For the past few months, Brainroot has been acting as the series producer on a national documentary series called Re:Dream. As is common in United States public media, we’ve been trying to do a lot with a little in a short amount of time. We’ll be posting 40 micro-documentaries between February 29 & April 22, and the project only started in September!

That gave us about six weeks to cast (or, “determine what people will be featured in”) all 40 videos. The process was rather rushed and it kept bringing to mind one of the more memorable pieces of assigned reading from my college years – the book Orientalism by Edward Said.

Cover of the first edition of

Orientalism by Edward Said

In a ludicrously brief summary, Orientalism is a book that outlines how Whites (aka Caucasians, aka The West, aka The Occident) simultaneously exotify and invalidate any peoples and cultures that aren’t Western European, and then subjugate those people. It was assigned reading in my “Intro to Documentary Production” class at UNI, and I’m grateful for it.

The age of European colonialism was an age where The West = The Best! (Need proof? Would it rhyme if it wasn’t true?) So, any exotic culture was a culture different from The West, and therefore less than the best, and therefore… worthy of being taken over by The West. Exotification helped justify colonization, slavery, extraction of resources, and political manipulation in other nations.

This is our heritage as cultural offspring of Western Europe.

We exotify much more quickly than we familiarize. We see differences before we see similarities. And as media producers, whether it’s an issue of seeking to satisfy our audience, or simply our own unseen prejudices, we often do the same. Documentary film has a rich tradition with exotification and invalidation. Some of the most early documentary films were anthropological in nature, and I’m talking about the bad kind of anthropology. Many films in the mode of Nannook of the North amounted to little more than “Look at these non-White people. See how silly their non-Western culture is? They are so backwards compared to White people it’s pitiable. This proves that our culture is the best.”

I’m glad to say that anthropologist and documentarians eventually realized we were being pretty big dicks, going around being Image from Nannook of the Northso dismissive towards…everyone. And – to a lesser degree – the United State’s culture is realizing that as well. Maybe…

While the world is still healing from the era of colonization, and the trend not completely past, I’m glad that such blatant subjugation is no longer in vogue*. And I’m glad that it’s never popped into my head while working on this Re:Dream project. But, it’s that “exotifying” part that keeps running through my mind.

Exotic. Different in a fascinating way.

As Nathaniel & I were rushing to find 8 people in Kansas City to interview and talking daily with the four other PBS Stations while they rushed to find their 8 people to interview, we found a lot of great stories. Stories of individuals that were so unique and original that it was fascinating. These were incredible stories. Stories of how these individuals sought out goals that no one else had dreamed of; who were choosing to live in a way that few others would ever imagine; who had gone through such tragic or euphoric events that we were overwhelmed when their story was being told to us.
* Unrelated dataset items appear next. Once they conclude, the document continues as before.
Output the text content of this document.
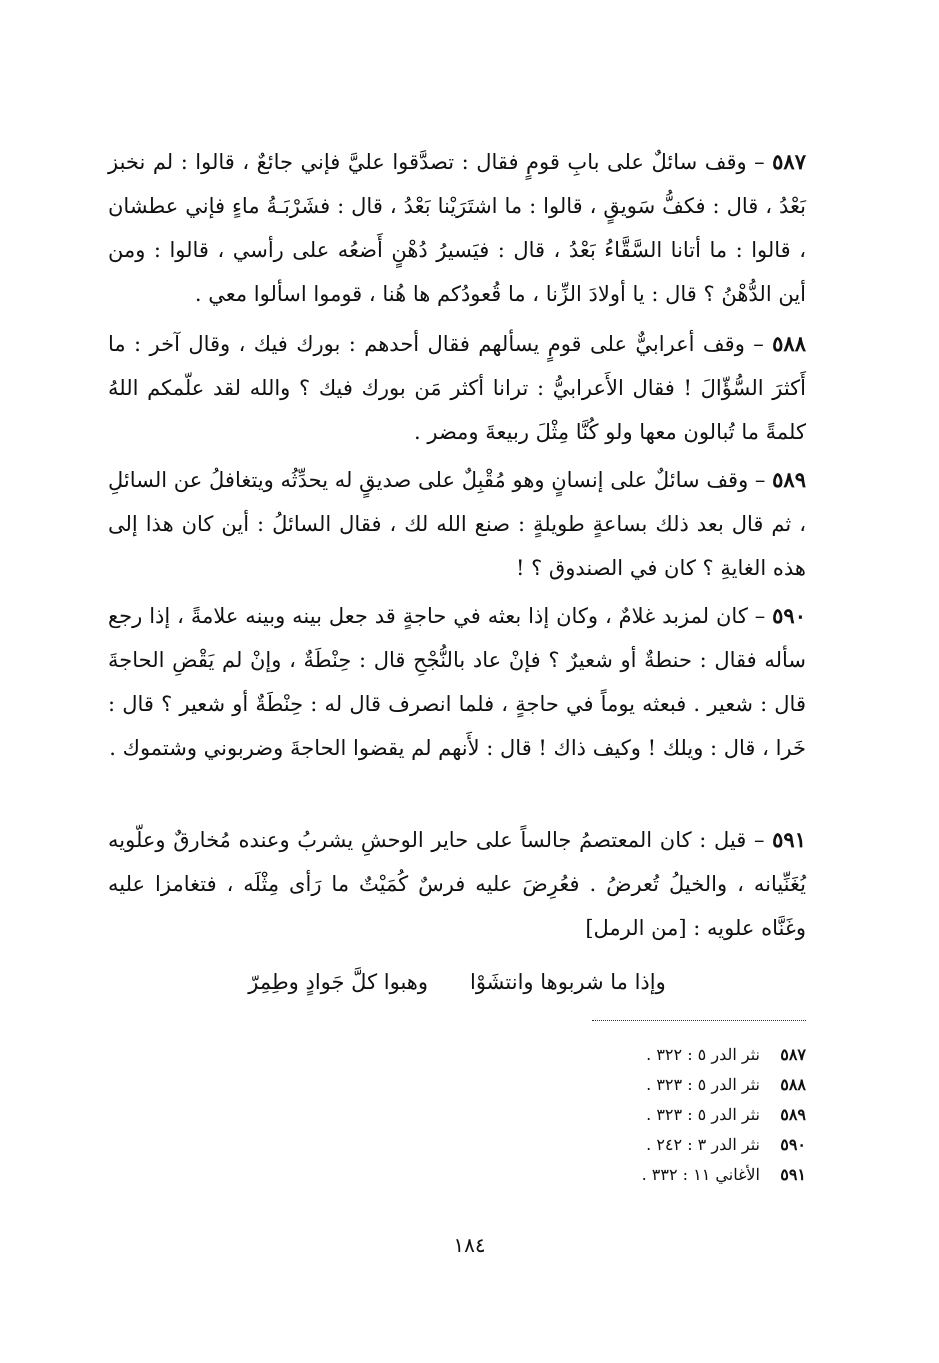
٥٨٧ – وقف سائلٌ على بابِ قومٍ فقال : تصدَّقوا عليَّ فإني جائعٌ ، قالوا : لم نخبز بَعْدُ ، قال : فكفُّ سَويقٍ ، قالوا : ما اشتَرَيْنا بَعْدُ ، قال : فشَرْبَـةُ ماءٍ فإني عطشان ، قالوا : ما أتانا السَّقَّاءُ بَعْدُ ، قال : فيَسيرُ دُهْنٍ أَضعُه على رأسي ، قالوا : ومن أين الدُّهْنُ ؟ قال : يا أولادَ الزِّنا ، ما قُعودُكم ها هُنا ، قوموا اسألوا معي .

٥٨٨ – وقف أعرابيٌّ على قومٍ يسألهم فقال أحدهم : بورك فيك ، وقال آخر : ما أَكثرَ السُّؤّالَ ! فقال الأَعرابيُّ : ترانا أكثر مَن بورك فيك ؟ والله لقد علّمكم اللهُ كلمةً ما تُبالون معها ولو كُنَّا مِثْلَ ربيعةَ ومضر .

٥٨٩ – وقف سائلٌ على إنسانٍ وهو مُقْبِلٌ على صديقٍ له يحدِّثُه ويتغافلُ عن السائلِ ، ثم قال بعد ذلك بساعةٍ طويلةٍ : صنع الله لك ، فقال السائلُ : أين كان هذا إلى هذه الغايةِ ؟ كان في الصندوق ؟ !

٥٩٠ – كان لمزبد غلامٌ ، وكان إذا بعثه في حاجةٍ قد جعل بينه وبينه علامةً ، إذا رجع سأله فقال : حنطةٌ أو شعيرٌ ؟ فإنْ عاد بالنُّجْحِ قال : حِنْطَةٌ ، وإنْ لم يَقْضِ الحاجةَ قال : شعير . فبعثه يوماً في حاجةٍ ، فلما انصرف قال له : حِنْطَةٌ أو شعير ؟ قال : خَرا ، قال : ويلك ! وكيف ذاك ! قال : لأَنهم لم يقضوا الحاجةَ وضربوني وشتموك .

٥٩١ – قيل : كان المعتصمُ جالساً على حاير الوحشِ يشربُ وعنده مُخارقٌ وعلّويه يُغَنِّيانه ، والخيلُ تُعرضُ . فعُرِضَ عليه فرسٌ كُمَيْتٌ ما رَأى مِثْلَه ، فتغامزا عليه وغَنَّاه علويه : [من الرمل]

وإذا ما شربوها وانتشَوْا
وهبوا كلَّ جَوادٍ وطِمِرّ
٥٨٧
نثر الدر ٥ : ٣٢٢ .
٥٨٨
نثر الدر ٥ : ٣٢٣ .
٥٨٩
نثر الدر ٥ : ٣٢٣ .
٥٩٠
نثر الدر ٣ : ٢٤٢ .
٥٩١
الأغاني ١١ : ٣٣٢ .
١٨٤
And it was really hard to pass those stories up.

Time and again, we had to take a step back and make the tough choice to say, “That’s a great story, but not a good story for this project.” This documentary series is supposed to build conversation about how success and opportunity are defined and accessed in the United States. We want folks who see the videos to walk away thinking about what enabled or hindered their own success, because they could relate to the person in the video. Because they could see part of their own story in that video.

Often times, what made many of the people’s’ stories we considered so fascinating is that they were so different. We were focusing on the differences. Very often. Very easily.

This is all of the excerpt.